You will access your data stored on HDFS (Hadoop File System), directly from the
Talend Data Preparation
interface and import it in the form of a dataset.
Procedure
-
In the Datasets view of the Talend Data Preparation
homepage, click the white arrow next to the Add Dataset
button.
-
Select HDFS.
The Add a HDFS dataset form opens.
-
In the Dataset name field, enter the name you want to
give your dataset., HDFS_dataset in this example.
-
In the User name field enter the name of the Linux user
on the cluster.
This user must have the reading rights on the file that you want to
import.
-
For this example, leave the Use Kerberos check box
unselected.
If you chose to authenticate via Kerberos, enter your principal and the path
to your keytab file.
The keytab file must be accessible by the Spark Job Server.

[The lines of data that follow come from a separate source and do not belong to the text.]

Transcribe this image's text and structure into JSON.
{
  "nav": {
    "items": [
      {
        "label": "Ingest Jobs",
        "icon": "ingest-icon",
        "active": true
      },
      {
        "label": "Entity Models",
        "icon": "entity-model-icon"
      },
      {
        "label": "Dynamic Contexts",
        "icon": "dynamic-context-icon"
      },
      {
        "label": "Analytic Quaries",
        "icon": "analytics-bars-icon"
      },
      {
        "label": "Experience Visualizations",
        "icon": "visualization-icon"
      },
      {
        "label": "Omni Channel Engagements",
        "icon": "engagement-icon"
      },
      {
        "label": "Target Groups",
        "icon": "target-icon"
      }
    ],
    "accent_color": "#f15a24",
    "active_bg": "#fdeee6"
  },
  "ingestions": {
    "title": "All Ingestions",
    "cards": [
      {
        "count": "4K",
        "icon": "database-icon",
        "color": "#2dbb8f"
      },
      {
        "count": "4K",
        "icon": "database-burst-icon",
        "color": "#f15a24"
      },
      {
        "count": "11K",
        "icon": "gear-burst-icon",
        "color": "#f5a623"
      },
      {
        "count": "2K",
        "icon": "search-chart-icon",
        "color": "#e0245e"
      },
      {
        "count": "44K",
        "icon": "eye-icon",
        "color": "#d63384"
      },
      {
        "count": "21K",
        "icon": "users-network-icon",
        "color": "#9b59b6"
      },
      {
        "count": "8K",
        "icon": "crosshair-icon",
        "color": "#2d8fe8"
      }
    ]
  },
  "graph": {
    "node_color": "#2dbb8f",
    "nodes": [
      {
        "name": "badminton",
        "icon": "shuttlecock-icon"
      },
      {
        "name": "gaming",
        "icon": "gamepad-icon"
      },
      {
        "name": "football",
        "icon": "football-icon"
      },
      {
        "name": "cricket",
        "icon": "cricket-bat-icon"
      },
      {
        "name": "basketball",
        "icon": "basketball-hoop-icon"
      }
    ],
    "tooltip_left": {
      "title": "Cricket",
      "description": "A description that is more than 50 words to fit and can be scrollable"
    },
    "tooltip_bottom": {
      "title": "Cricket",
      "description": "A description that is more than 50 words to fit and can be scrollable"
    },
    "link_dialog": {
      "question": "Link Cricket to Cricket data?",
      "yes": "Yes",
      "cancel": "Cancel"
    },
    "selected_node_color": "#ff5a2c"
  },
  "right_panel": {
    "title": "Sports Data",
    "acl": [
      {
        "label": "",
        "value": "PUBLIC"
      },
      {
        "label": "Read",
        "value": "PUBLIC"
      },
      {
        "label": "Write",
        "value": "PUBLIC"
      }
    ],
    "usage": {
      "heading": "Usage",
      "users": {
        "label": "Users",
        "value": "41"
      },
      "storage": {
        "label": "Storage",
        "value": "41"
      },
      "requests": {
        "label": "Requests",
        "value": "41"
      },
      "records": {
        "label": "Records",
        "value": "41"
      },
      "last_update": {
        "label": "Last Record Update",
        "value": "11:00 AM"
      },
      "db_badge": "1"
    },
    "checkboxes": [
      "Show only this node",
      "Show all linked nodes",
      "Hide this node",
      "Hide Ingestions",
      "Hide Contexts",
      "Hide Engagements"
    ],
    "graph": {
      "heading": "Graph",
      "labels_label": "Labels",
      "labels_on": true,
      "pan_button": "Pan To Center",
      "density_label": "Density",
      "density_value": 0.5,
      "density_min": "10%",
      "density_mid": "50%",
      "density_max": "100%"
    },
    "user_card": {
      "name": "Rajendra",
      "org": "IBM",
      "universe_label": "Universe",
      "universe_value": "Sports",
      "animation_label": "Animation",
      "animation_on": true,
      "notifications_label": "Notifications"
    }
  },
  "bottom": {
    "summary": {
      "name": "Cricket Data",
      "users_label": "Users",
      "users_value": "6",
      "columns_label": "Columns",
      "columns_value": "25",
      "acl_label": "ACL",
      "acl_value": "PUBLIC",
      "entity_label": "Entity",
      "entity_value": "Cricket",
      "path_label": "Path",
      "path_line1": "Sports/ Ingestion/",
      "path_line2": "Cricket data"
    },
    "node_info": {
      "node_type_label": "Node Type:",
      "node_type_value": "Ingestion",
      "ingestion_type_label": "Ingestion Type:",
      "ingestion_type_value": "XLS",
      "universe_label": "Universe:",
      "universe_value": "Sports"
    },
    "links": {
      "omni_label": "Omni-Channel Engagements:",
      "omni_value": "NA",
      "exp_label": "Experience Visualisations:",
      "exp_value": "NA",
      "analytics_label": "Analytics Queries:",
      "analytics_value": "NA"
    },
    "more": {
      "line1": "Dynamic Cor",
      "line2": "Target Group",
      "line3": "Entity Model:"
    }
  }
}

You can manually configure Talend Data Preparation to display a
default value in those
fields.
-
In the Format field, select the format in which your
data was stored in the cluster, .csv in this case.
-
In the Path field, enter the complete URL of your file
in the Hadoop cluster.
-
Click Add Dataset.
Results
The data extracted from the cluster directly opens in the grid and you can start
working on your preparation.
The data is still stored in the cluster and doesn't leave it, Talend Data Preparation only
retrieves a sample on-demand.
Your dataset is now available in the Datasets view of the
application home page.